My PISA twitter bot

PUBLISHED ON MAR 8, 2017

I’ve long wanted to prepare a project with R related to education. I knew I’d found the idea when I read Thomas Lumley’s attempt to create a Twitter bot in which he tweeted bus arrivals in New Zealand. Quoting him, “Is it really hard to write a bot? No. Even I can do it. And I’m old.”

So I said to myself, alright, you have to create a Twitter bot but it has to be related to education. It’s an easy project which shouldn’t take a lot of your time. I then came up with this idea: what if you could randomly sample questions from the PISA databases and create a sort of random facts generator. The result would be one graph a day, showing a question for some random sample of countries. I figured, why not prepare a post (both for me to remember how I did it but also so others can contribute to the project) where I explained step-by-step how I did it?

The repository for the project is here, so feel free to drop any comments or improvements. The idea is to load the PISA 2015 data, randomly pick a question that doesn’t have a lot of labels (because then it’s very difficult to plot it nicely), and based on the type of question create an appropriate graph. Of course, all of this needs to be done on the fly, without human assistance. You can follow this twitter account at @DailyPISA_Facts. Let’s start!

Data wrangling

First we load some of the packages we’ll use and read the PISA 2015 student data.

library(tidyverse)
library(forcats)
library(haven)
library(intsvy) # For correct estimation of PISA estimates
library(countrycode) # For countrycodes
library(cimentadaj) # devtools::install_github("cimentadaj/cimentadaj")
library(lazyeval)
library(ggthemes) # devtools::install_github("jrnold/ggthemes")
file_name <- file.path(tempdir(), "pisa.zip")

download.file(
  "http://vs-web-fs-1.oecd.org/pisa/PUF_SPSS_COMBINED_CMB_STU_QQQ.zip",
  destfile = file_name
)

unzip(file_name, exdir = tempdir())

pisa_2015 <- read_spss(file.path(tempdir(), "CY6_MS_CMB_STU_QQQ.sav"))

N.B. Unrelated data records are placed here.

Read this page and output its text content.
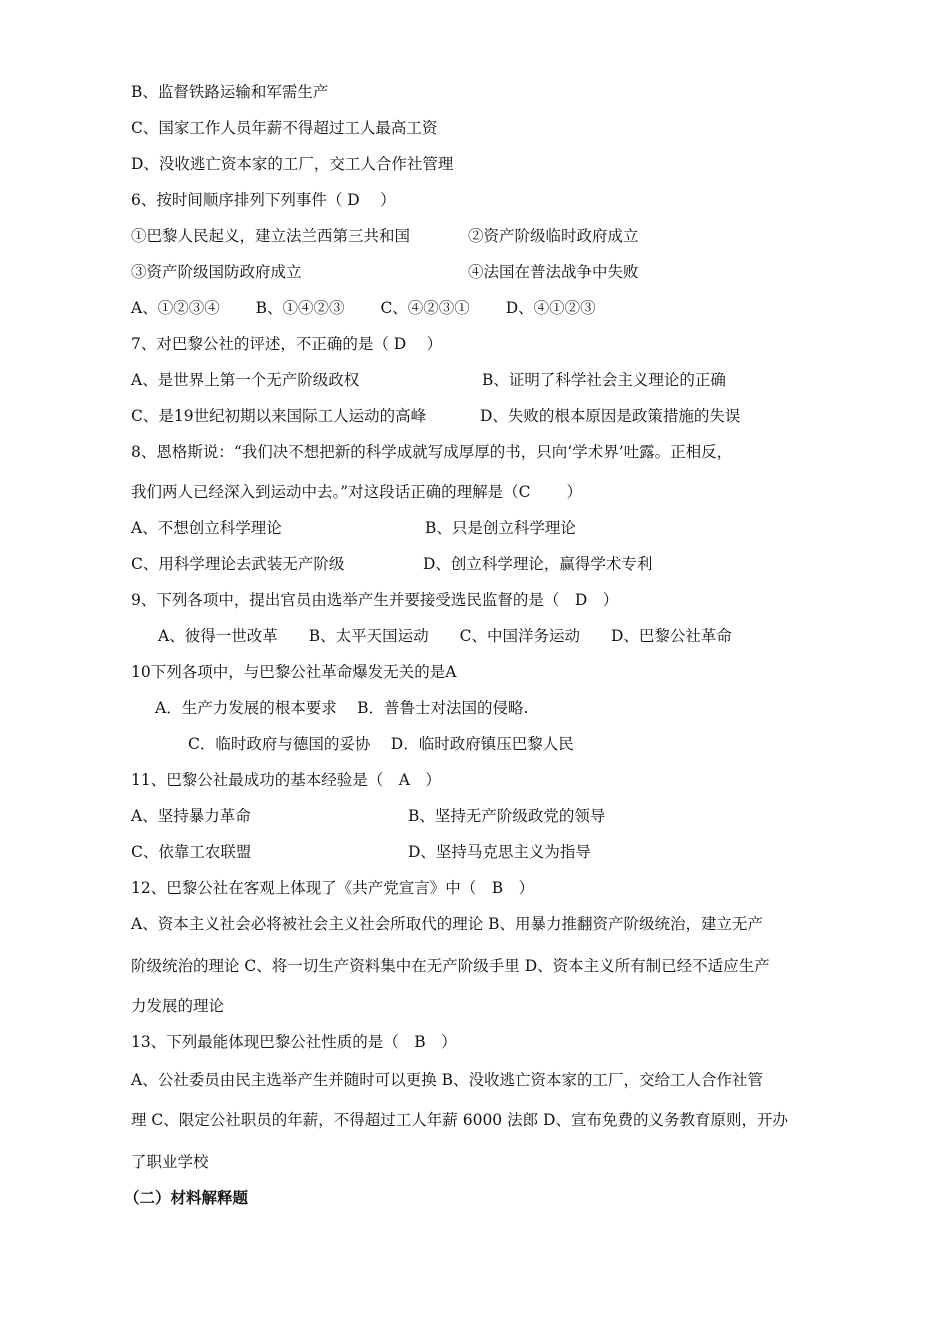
B、监督铁路运输和军需生产
C、国家工作人员年薪不得超过工人最高工资
D、没收逃亡资本家的工厂，交工人合作社管理
6、按时间顺序排列下列事件（ D　 ）
①巴黎人民起义，建立法兰西第三共和国	②资产阶级临时政府成立
③资产阶级国防政府成立	④法国在普法战争中失败
A、①②③④　　 B、①④②③　　 C、④②③①　　 D、④①②③
7、对巴黎公社的评述，不正确的是（ D　 ）
A、是世界上第一个无产阶级政权	B、证明了科学社会主义理论的正确
C、是19世纪初期以来国际工人运动的高峰	D、失败的根本原因是政策措施的失误
8、恩格斯说：“我们决不想把新的科学成就写成厚厚的书，只向‘学术界’吐露。正相反，
我们两人已经深入到运动中去。”对这段话正确的理解是（C　　 ）
A、不想创立科学理论	B、只是创立科学理论
C、用科学理论去武装无产阶级	D、创立科学理论，赢得学术专利
9、下列各项中，提出官员由选举产生并要接受选民监督的是（　D　）
A、彼得一世改革　　B、太平天国运动　　C、中国洋务运动　　D、巴黎公社革命
10下列各项中，与巴黎公社革命爆发无关的是A
A．生产力发展的根本要求　 B．普鲁士对法国的侵略.
C．临时政府与德国的妥协　 D．临时政府镇压巴黎人民
11、巴黎公社最成功的基本经验是（　A　）
A、坚持暴力革命	B、坚持无产阶级政党的领导
C、依靠工农联盟	D、坚持马克思主义为指导
12、巴黎公社在客观上体现了《共产党宣言》中（　B　）
A、资本主义社会必将被社会主义社会所取代的理论 B、用暴力推翻资产阶级统治，建立无产
阶级统治的理论 C、将一切生产资料集中在无产阶级手里 D、资本主义所有制已经不适应生产
力发展的理论
13、下列最能体现巴黎公社性质的是（　B　）
A、公社委员由民主选举产生并随时可以更换 B、没收逃亡资本家的工厂，交给工人合作社管
理 C、限定公社职员的年薪，不得超过工人年薪 6000 法郎 D、宣布免费的义务教育原则，开办
了职业学校
（二）材料解释题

Downloading the data takes a bit but make sure to download the zip file and unzip it as I’ve just outlined.

The idea is to generate a script that can be used with all PISA datasets, so at some point we should be able not only to randomly pick question but also randomly pick PISA surveys (PISA has been implemented since the year 2000 in three year intervals). We create some places holders for the variable country name, the format of the country names and the missing labels we want to ignore for each question (I think these labels should be the same across all surveys).

country_var <- "cnt"
country_types <- "iso3c"

missing_labels <- c("Valid Skip",
                    "Not Reached",
                    "Not Applicable",
                    "Invalid",
                    "No Response")

int_data <- pisa_2015 # Create a safe copy of the data, since it takes about 2 mins to read.

After this, I started doing some basic data manipulation. Each line is followed by a comment on why I did it.

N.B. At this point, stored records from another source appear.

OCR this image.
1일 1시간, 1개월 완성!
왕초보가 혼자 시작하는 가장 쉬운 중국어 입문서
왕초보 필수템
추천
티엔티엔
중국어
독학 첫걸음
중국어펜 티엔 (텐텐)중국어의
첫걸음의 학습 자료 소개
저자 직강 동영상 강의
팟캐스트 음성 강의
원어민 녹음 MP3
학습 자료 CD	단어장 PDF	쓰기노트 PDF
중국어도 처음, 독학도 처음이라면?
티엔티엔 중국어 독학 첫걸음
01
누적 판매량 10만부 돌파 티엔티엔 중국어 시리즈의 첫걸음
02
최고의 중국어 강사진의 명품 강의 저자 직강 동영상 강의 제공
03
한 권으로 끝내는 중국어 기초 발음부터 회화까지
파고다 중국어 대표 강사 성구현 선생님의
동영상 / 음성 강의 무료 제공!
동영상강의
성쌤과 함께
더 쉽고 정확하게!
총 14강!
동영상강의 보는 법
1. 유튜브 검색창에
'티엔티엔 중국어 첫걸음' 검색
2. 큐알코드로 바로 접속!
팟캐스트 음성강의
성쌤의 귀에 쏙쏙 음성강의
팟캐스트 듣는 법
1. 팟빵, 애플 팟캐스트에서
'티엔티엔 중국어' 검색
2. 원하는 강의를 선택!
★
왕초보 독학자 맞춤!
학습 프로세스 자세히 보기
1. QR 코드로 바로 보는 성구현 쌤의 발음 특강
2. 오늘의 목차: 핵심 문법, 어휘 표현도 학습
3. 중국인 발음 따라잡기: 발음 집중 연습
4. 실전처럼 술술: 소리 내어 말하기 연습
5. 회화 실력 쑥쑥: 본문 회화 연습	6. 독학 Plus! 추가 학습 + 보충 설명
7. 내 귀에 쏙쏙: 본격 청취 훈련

names(int_data) <- tolower(names(int_data)) # It's easier to write variable names as lower case
int_data$region <- countrycode(int_data[[country_var]], country_types, "continent")
# Create a region variable to add regional colours to plots at some point.

Most PISA datasets are in SPSS format, where the variable’s question has been written as a label. If you’ve used SPSS or SAS you know that labels are very common; they basically outline the question of that variable. In R, this didn’t properly exists until the foreign and haven package. With read_spss(), each variable has now two important attributes called label and labels. Respectively, the first one contains the question, while the second contains the value labels (assuming the file to be read has these labels). This information will be vital to our PISA bot. In fact, this script works only if the data has these two attributes. If you’re feeling particularly adventurous, you can fork this repository and make the script work also with metadata!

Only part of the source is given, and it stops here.